Tags: #Intriga, #Policíaco

—No hay ninguna prueba al respecto —dijo apartando la mirada—. Pero ya que lo dices, debes de saber algo.

—No sé nada —respondió él alzando la voz más de lo necesario—. Si te parece bien, mejor que dejemos el tema.

Aquella actitud intrigó a Esra, pero no insistió. Durante un rato caminaron en silencio por el sendero. Continuaron así hasta que ante ellos apareció el antiguo río lavado por la luz de la luna.

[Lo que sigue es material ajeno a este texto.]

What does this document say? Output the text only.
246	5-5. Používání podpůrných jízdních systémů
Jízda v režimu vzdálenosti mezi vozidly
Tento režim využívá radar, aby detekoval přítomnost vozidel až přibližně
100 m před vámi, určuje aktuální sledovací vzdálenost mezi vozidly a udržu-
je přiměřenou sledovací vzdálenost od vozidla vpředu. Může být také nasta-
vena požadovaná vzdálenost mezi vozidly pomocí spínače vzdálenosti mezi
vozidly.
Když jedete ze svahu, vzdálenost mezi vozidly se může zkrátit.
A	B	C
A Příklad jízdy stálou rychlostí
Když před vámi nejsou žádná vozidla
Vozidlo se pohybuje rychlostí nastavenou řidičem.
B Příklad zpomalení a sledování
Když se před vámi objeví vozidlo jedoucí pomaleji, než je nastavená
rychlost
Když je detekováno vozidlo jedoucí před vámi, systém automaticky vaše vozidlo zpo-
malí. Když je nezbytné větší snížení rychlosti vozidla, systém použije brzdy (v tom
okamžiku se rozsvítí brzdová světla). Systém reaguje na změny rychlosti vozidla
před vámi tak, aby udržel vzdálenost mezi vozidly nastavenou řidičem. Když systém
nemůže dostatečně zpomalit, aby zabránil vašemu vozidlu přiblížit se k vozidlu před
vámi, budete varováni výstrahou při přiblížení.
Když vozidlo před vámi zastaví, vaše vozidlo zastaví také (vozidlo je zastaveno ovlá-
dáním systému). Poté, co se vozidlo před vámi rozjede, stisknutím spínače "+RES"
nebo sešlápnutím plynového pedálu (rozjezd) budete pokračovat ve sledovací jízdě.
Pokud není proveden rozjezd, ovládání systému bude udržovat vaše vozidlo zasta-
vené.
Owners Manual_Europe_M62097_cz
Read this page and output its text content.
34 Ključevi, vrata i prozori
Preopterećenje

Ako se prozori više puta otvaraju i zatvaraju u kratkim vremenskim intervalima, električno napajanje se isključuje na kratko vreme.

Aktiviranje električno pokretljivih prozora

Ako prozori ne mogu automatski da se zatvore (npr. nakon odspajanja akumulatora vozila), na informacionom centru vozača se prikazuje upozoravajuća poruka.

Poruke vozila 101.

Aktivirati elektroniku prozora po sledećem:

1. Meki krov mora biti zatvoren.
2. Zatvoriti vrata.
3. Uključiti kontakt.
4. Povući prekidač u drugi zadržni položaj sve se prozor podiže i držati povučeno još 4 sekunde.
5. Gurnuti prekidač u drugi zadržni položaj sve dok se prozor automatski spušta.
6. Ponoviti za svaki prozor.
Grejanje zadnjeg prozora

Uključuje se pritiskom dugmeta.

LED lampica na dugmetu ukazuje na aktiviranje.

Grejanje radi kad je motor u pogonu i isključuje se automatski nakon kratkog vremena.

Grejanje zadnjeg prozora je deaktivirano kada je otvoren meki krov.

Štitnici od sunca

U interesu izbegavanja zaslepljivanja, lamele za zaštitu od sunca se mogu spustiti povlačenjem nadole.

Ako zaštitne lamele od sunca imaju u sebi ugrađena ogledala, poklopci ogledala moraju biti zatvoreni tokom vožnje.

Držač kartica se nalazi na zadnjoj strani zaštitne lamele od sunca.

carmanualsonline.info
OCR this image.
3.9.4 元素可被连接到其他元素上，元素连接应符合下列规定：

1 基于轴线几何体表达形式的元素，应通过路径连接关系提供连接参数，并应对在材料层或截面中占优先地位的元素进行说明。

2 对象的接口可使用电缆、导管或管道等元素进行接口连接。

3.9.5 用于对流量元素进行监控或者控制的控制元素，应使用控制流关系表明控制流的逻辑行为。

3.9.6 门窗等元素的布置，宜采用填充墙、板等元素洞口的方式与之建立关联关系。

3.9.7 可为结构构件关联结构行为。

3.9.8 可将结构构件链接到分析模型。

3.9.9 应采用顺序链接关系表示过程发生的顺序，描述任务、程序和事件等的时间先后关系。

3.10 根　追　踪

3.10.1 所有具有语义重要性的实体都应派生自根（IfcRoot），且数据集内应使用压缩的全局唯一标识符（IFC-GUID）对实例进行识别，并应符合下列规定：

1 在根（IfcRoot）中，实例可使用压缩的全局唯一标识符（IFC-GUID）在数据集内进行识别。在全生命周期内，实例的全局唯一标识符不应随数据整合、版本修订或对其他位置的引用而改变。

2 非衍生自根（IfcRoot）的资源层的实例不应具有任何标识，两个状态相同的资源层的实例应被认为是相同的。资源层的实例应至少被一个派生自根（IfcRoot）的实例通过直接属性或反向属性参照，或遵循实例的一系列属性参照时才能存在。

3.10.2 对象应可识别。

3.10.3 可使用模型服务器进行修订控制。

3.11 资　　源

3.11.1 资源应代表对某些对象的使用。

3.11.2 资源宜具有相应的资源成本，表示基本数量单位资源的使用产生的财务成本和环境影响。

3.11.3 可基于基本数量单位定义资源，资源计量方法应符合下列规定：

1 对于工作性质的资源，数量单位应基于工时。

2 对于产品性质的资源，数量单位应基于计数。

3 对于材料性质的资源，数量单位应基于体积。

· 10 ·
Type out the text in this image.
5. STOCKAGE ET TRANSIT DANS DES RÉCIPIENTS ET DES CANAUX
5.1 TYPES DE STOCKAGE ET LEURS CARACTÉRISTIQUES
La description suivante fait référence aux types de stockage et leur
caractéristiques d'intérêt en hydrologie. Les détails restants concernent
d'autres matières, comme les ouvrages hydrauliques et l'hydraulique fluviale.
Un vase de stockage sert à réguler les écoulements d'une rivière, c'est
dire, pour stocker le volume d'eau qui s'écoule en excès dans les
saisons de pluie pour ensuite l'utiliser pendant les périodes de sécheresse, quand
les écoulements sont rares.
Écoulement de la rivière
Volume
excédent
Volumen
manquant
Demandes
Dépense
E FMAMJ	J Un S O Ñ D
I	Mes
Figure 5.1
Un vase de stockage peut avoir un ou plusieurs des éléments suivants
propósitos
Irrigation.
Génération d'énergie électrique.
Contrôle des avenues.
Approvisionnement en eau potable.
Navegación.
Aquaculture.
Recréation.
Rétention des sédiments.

—Extraordinario —susurró ella al ver el Éufrates fluyendo como un camino de plata entre las dos orillas. Después de contemplar admirada el río, sacó el paquete de cigarrillos de la camisa y tomó uno. Al guardarse de nuevo el paquete en el bolsillo, se volvió hacia Eşref como si hubiera recordado algo en ese instante.

—¿Quieres uno?

Él no se hizo de rogar.

—Se van a enfadar los médicos, pero, bueno, voy a encenderme el segundo cigarrillo del día.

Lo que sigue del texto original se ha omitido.